Tukmachev Dmitry, Forostyak Serhiy, Koci Zuzana, Zaviskova Kristyna, Vackova Irena, Vyborny Karel, Sandvig Ioanna, Sandvig Axel, Medberry Christopher J, Badylak Stephen F, Sykova Eva, Kubinova Sarka
1 Institute of Experimental Medicine AS CR , Prague, Czech Republic .
2 2nd Medical Faculty, Charles University , Prague, Czech Republic .
Tissue Eng Part A. 2016 Feb;22(3-4):306-17. doi: 10.1089/ten.TEA.2015.0422.

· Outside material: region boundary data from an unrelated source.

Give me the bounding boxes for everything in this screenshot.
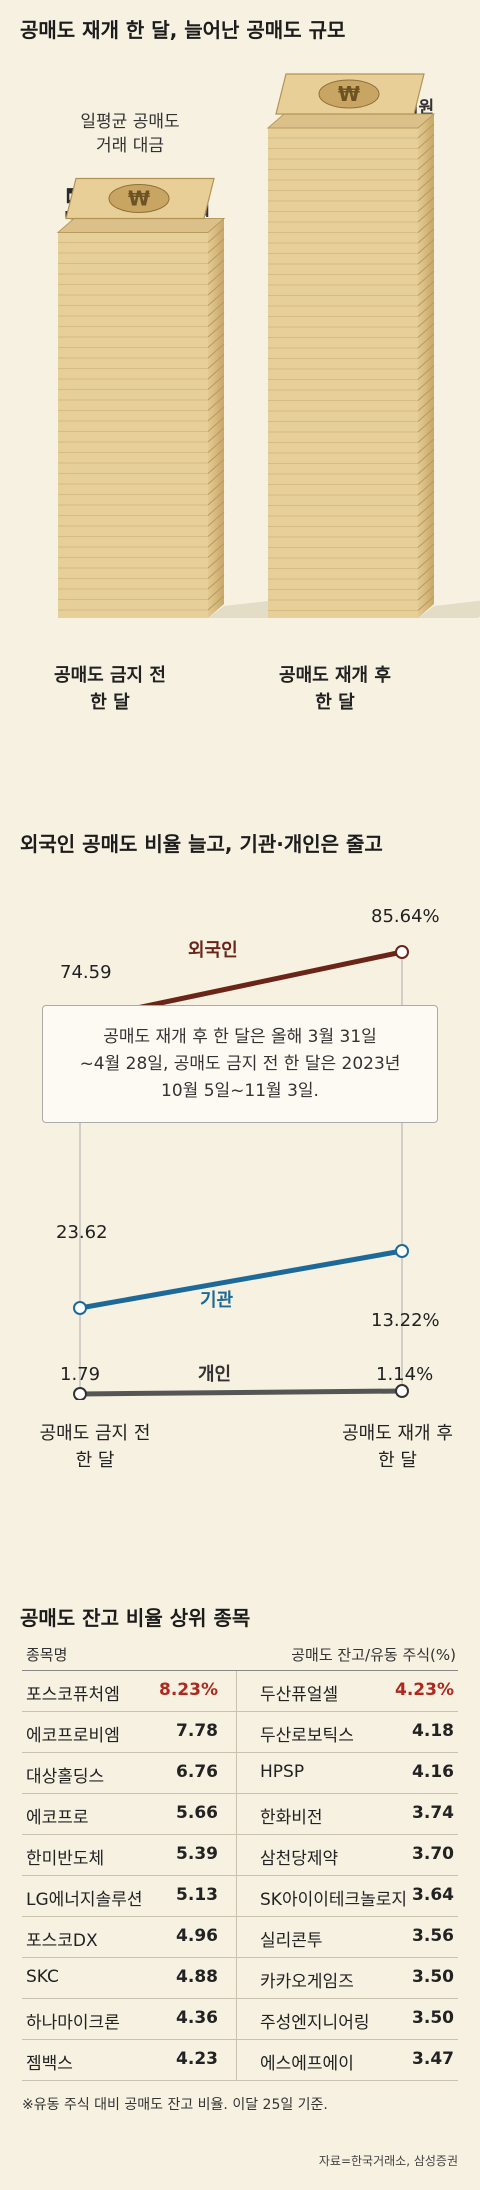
section3-title: 공매도 잔고 비율 상위 종목: [20, 1606, 251, 1630]
col-header-name: 종목명: [26, 1646, 68, 1664]
ratio-right: 3.74: [412, 1803, 454, 1823]
stock-name-left: 포스코퓨처엠: [26, 1685, 120, 1705]
stock-name-left: 하나마이크론: [26, 2013, 120, 2033]
ratio-left: 6.76: [176, 1762, 218, 1782]
table-row: 포스코퓨처엠 8.23% 두산퓨얼셀 4.23%: [22, 1671, 458, 1712]
table-row: 대상홀딩스 6.76 HPSP 4.16: [22, 1753, 458, 1794]
institution-right-label: 13.22%: [371, 1310, 440, 1331]
data-point: [73, 1301, 87, 1315]
stock-name-right: 삼천당제약: [260, 1849, 339, 1869]
table-row: 에코프로비엠 7.78 두산로보틱스 4.18: [22, 1712, 458, 1753]
ratio-right: 3.56: [412, 1926, 454, 1946]
series-line-1: [77, 1248, 405, 1311]
ratio-right: 4.23%: [395, 1680, 454, 1700]
table-header: 종목명 공매도 잔고/유동 주식(%): [22, 1636, 458, 1671]
stock-name-right: 한화비전: [260, 1808, 323, 1828]
table-row: 하나마이크론 4.36 주성엔지니어링 3.50: [22, 1999, 458, 2040]
table-row: 한미반도체 5.39 삼천당제약 3.70: [22, 1835, 458, 1876]
ratio-right: 3.50: [412, 1967, 454, 1987]
stock-name-right: 두산퓨얼셀: [260, 1685, 339, 1705]
institution-series-name: 기관: [200, 1290, 234, 1311]
ratio-left: 4.96: [176, 1926, 218, 1946]
series-line-2: [77, 1388, 405, 1397]
ratio-right: 4.18: [412, 1721, 454, 1741]
ratio-right: 3.64: [412, 1885, 454, 1905]
table-row: SKC 4.88 카카오게임즈 3.50: [22, 1958, 458, 1999]
stock-name-left: 대상홀딩스: [26, 1767, 105, 1787]
ratio-left: 5.13: [176, 1885, 218, 1905]
table-row: LG에너지솔루션 5.13 SK아이이테크놀로지 3.64: [22, 1876, 458, 1917]
individual-left-label: 1.79: [60, 1364, 101, 1385]
data-point: [395, 1384, 409, 1398]
ratio-left: 4.23: [176, 2049, 218, 2069]
individual-right-label: 1.14%: [376, 1364, 434, 1385]
ratio-right: 3.47: [412, 2049, 454, 2069]
table-row: 젬백스 4.23 에스에프에이 3.47: [22, 2040, 458, 2081]
stock-name-right: 두산로보틱스: [260, 1726, 354, 1746]
table-row: 에코프로 5.66 한화비전 3.74: [22, 1794, 458, 1835]
stock-name-left: LG에너지솔루션: [26, 1890, 143, 1910]
won-icon: ₩: [338, 82, 360, 106]
data-point: [395, 1244, 409, 1258]
stock-name-right: SK아이이테크놀로지: [260, 1890, 408, 1910]
ratio-left: 4.88: [176, 1967, 218, 1987]
stock-name-right: 주성엔지니어링: [260, 2013, 370, 2033]
table-row: 포스코DX 4.96 실리콘투 3.56: [22, 1917, 458, 1958]
section2-title: 외국인 공매도 비율 늘고, 기관·개인은 줄고: [20, 832, 383, 856]
foreign-series-name: 외국인: [188, 940, 238, 961]
table-column-divider: [236, 1671, 237, 2081]
won-icon: ₩: [128, 186, 150, 210]
ratio-left: 5.66: [176, 1803, 218, 1823]
institution-left-label: 23.62: [56, 1222, 108, 1243]
bill-stacks-chart: ₩₩: [56, 73, 480, 618]
stack-shadow: [418, 600, 480, 618]
data-point: [395, 945, 409, 959]
stock-name-left: 포스코DX: [26, 1931, 98, 1951]
stock-name-left: 에코프로: [26, 1808, 89, 1828]
stock-name-right: 실리콘투: [260, 1931, 323, 1951]
stock-name-left: 에코프로비엠: [26, 1726, 120, 1746]
ratio-right: 4.16: [412, 1762, 454, 1782]
ratio-left: 4.36: [176, 2008, 218, 2028]
stock-name-left: 젬백스: [26, 2054, 73, 2074]
bill-stack: ₩: [56, 177, 226, 618]
ratio-right: 3.70: [412, 1844, 454, 1864]
bill-stack: ₩: [266, 73, 436, 618]
ratio-left: 5.39: [176, 1844, 218, 1864]
stock-name-left: SKC: [26, 1967, 59, 1987]
stock-name-right: 카카오게임즈: [260, 1972, 354, 1992]
col-header-ratio: 공매도 잔고/유동 주식(%): [291, 1646, 456, 1664]
ratio-right: 3.50: [412, 2008, 454, 2028]
footnote: ※유동 주식 대비 공매도 잔고 비율. 이달 25일 기준.: [22, 2097, 328, 2113]
stock-name-left: 한미반도체: [26, 1849, 105, 1869]
data-point: [73, 1387, 87, 1400]
stock-name-right: 에스에프에이: [260, 2054, 354, 2074]
stock-name-right: HPSP: [260, 1762, 305, 1782]
source-credit: 자료=한국거래소, 삼성증권: [318, 2154, 458, 2168]
period-note: 공매도 재개 후 한 달은 올해 3월 31일 ~4월 28일, 공매도 금지 …: [42, 1005, 438, 1123]
ratio-left: 7.78: [176, 1721, 218, 1741]
individual-series-name: 개인: [198, 1364, 232, 1385]
ratio-left: 8.23%: [159, 1680, 218, 1700]
foreign-left-label: 74.59: [60, 962, 112, 983]
foreign-right-label: 85.64%: [371, 906, 440, 927]
amount-label: 일평균 공매도 거래 대금: [80, 112, 180, 156]
section1-title: 공매도 재개 한 달, 늘어난 공매도 규모: [20, 18, 346, 42]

Restoration of lost neuronal function after spinal cord injury (SCI) still remains a big challenge for current medicine. One important repair strategy is bridging the SCI lesion with a supportive and stimulatory milieu that would enable axonal rewiring. Injectable extracellular matrix (ECM)-derived hydrogels have been recently reported to have neurotrophic potential in vitro. In this study, we evaluated the presumed neuroregenerative properties of ECM hydrogels in vivo in the acute model of SCI. ECM hydrogels were prepared by decellularization of porcine spinal cord (SC) or porcine urinary bladder (UB), and injected into a spinal cord hemisection cavity. Histological analysis and real-time qPCR were performed at 2, 4, and 8 weeks postinjection. Both types of hydrogels integrated into the lesion and stimulated neovascularization and axonal ingrowth into the lesion. On the other hand, massive infiltration of macrophages into the lesion and rapid hydrogel degradation did not prevent cyst formation, which progressively developed over 8 weeks. No significant differences were found between SC-ECM and UB-ECM. Gene expression analysis revealed significant downregulation of genes related to immune response and inflammation in both hydrogel types at 2 weeks post SCI. A combination of human mesenchymal stem cells with SC-ECM did not further promote ingrowth of axons and blood vessels into the lesion, when compared with the SC-ECM hydrogel alone. In conclusion, both ECM hydrogels bridged the lesion cavity, modulated the innate immune response, and provided the benefit of a stimulatory substrate for in vivo neural tissue regeneration. However, fast hydrogel degradation might be a limiting factor for the use of native ECM hydrogels in the treatment of acute SCI.
脊髓损伤(SCI)后恢复丧失的神经元功能仍然是当前医学面临的一大挑战。一种重要的修复策略是用支持性和刺激性的环境来桥接脊髓损伤部位,以实现轴突重新布线。最近有报道称,可注射的细胞外基质(ECM)衍生水凝胶在体外具有神经营养潜力。在本研究中,我们在急性脊髓损伤模型中评估了ECM水凝胶在体内的假定神经再生特性。通过对猪脊髓(SC)或猪膀胱(UB)进行脱细胞处理制备ECM水凝胶,并将其注入脊髓半切腔。在注射后2周、4周和8周进行组织学分析和实时定量PCR。两种类型的水凝胶都融入损伤部位,刺激了新血管形成和轴突长入损伤部位。另一方面,巨噬细胞大量浸润到损伤部位以及水凝胶快速降解并不能阻止囊肿形成,囊肿在8周内逐渐发展。在脊髓ECM和膀胱ECM之间未发现显著差异。基因表达分析显示,在脊髓损伤后2周,两种水凝胶类型中与免疫反应和炎症相关的基因均显著下调。与单独使用脊髓ECM水凝胶相比,将人间充质干细胞与脊髓ECM联合使用并没有进一步促进轴突和血管长入损伤部位。总之,两种ECM水凝胶都桥接了损伤腔,调节了先天免疫反应,并为体内神经组织再生提供了刺激性基质的益处。然而,水凝胶的快速降解可能是天然ECM水凝胶用于治疗急性脊髓损伤的一个限制因素。